I would agree with this order, have seen it in several projects and is a sensible approach. How about ordering inside of these groups? Alphabetical order, then we get hierarchichal order alongside.
My first impulse would be to treat them like normal imports. Separating test libraries into its own group could be quite hard to check automatically, and I’m not sure about the benefits.
I like static imports on the bottom, I think this helps readability.
In general I’m opposed to Wildcard imports. I think they can make life easier with static imports (at least in the testing scope), but the risk of collisions is still there. What’s your opinion on those?
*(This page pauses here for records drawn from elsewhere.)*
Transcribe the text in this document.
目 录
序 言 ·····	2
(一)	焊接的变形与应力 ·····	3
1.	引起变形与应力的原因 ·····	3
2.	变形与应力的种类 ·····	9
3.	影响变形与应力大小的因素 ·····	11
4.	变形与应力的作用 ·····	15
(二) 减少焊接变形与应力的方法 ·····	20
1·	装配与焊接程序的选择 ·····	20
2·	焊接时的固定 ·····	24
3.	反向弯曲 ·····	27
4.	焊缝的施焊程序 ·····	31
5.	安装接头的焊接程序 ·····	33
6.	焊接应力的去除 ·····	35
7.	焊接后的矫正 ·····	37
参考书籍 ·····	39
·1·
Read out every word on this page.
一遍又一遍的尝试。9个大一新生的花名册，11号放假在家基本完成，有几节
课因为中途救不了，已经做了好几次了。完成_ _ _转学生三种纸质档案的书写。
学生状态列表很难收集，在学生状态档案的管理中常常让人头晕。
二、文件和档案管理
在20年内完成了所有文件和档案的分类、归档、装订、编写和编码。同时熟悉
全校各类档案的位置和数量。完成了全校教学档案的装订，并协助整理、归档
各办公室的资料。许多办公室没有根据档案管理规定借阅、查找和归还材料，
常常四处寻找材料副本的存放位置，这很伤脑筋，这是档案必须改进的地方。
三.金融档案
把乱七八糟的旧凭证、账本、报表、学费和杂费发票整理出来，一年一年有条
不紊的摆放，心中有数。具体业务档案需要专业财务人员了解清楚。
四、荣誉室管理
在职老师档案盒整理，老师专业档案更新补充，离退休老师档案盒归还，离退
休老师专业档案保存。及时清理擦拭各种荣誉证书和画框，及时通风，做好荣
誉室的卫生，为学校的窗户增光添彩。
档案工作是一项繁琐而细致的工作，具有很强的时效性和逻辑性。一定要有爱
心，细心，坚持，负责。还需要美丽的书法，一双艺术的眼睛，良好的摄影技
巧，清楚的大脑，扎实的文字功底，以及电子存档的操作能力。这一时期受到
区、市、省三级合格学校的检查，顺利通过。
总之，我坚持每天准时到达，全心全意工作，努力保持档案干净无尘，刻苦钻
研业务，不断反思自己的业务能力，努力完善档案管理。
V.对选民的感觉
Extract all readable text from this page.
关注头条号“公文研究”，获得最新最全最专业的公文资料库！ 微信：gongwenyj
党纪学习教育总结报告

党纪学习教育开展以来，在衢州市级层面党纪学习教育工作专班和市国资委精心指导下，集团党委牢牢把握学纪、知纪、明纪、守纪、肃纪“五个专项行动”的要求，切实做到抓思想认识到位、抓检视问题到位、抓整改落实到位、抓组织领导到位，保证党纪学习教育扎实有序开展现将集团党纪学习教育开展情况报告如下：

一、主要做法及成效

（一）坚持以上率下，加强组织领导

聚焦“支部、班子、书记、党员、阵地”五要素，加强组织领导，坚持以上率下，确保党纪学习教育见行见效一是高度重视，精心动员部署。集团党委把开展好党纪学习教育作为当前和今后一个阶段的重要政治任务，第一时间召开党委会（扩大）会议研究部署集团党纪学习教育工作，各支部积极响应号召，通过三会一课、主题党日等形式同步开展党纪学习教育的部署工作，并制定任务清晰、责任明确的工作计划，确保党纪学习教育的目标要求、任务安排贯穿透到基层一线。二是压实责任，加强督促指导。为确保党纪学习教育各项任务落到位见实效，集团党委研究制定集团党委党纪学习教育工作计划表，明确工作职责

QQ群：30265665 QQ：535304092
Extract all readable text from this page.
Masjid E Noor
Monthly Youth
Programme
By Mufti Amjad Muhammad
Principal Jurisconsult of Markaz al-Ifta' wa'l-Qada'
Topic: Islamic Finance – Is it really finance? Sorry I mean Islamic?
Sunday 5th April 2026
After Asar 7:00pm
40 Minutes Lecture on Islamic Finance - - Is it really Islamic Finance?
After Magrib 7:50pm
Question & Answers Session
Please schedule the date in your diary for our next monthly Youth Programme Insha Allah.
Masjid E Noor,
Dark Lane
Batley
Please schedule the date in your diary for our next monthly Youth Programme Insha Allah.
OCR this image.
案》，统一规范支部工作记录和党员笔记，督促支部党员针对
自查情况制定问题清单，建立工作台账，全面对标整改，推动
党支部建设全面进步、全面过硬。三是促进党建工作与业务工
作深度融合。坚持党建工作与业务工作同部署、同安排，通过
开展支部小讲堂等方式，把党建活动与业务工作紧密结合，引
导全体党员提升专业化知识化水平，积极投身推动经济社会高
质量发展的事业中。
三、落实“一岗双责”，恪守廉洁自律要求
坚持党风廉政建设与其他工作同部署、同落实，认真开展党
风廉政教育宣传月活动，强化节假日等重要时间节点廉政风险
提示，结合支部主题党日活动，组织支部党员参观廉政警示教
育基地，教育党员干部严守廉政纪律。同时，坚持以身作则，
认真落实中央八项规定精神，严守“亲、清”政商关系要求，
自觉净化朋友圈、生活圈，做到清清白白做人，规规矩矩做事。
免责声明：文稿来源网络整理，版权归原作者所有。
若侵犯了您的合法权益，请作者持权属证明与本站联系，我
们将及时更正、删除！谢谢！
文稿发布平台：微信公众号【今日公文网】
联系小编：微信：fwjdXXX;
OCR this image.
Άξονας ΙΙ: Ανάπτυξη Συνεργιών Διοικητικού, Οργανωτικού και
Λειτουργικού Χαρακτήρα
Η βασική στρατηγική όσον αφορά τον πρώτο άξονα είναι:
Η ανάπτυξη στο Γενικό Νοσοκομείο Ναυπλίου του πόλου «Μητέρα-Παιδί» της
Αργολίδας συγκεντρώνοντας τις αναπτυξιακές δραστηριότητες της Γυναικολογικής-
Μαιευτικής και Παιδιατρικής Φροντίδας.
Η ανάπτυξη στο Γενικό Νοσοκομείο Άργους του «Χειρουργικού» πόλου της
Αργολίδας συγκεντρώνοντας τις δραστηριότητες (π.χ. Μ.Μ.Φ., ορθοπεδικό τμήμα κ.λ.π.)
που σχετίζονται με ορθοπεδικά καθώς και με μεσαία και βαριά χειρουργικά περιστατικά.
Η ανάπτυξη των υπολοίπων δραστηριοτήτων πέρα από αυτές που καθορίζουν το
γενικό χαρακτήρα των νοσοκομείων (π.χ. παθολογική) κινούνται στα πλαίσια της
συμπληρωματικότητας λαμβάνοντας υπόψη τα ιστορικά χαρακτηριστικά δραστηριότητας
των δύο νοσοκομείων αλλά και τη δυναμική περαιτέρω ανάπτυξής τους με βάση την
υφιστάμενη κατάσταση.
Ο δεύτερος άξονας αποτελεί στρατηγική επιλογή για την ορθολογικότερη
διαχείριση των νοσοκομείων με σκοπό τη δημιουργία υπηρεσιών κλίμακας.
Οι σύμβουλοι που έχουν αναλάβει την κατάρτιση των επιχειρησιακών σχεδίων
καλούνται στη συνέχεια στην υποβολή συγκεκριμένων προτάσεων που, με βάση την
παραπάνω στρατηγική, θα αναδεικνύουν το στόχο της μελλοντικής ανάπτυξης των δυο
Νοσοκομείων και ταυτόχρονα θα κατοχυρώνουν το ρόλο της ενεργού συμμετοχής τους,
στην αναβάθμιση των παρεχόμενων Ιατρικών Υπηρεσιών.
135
For checking: We could add a Maven Checkstyle plugin, which has capabilities to check the Import Order: ImportOrder – checkstyle
Executing it in the normal build phase could be annoying, I could also imagine running it during PR checks in its own profile (which still allows people to run it locally if they prefer to check before pushing).
Thanks for for feedback. Then let’s get this rolling.
I am unsure about the Wildcard imports. Though I would usually not use them, they could improve readability when there are many imports from the same package. I tend to use them when having imports of constants, enum literals and testing libraries.
I would further like to have an automated approach in the build. I did first attempts with the OpenRewrite recipe, this makes the code style configurable in code (rewrite.yaml). However, I already ran into a small technical problem: There are some Operaton assertions that have name clashes with AssertJ: They define both “assertThat()” methods and it is important that the right one is picked. The recipe sorted them alphabetically which changed the order and lead to compile errors. I think we have just a few such cases and could solve that. I will investigate this further.
When you write “automated approach in the build” I’m not yet sure I understand what you mean. Do you want the pipeline to only check or to rewrite imports which are not according to standards?
It would be great if this could be somehow integrated in the pipeline. I would like to enforce some basic coding standards. For now, this is just an idea. I would be happy already when we have a clean code base and IDE settings for them. I expect that we have much less noise on PRs.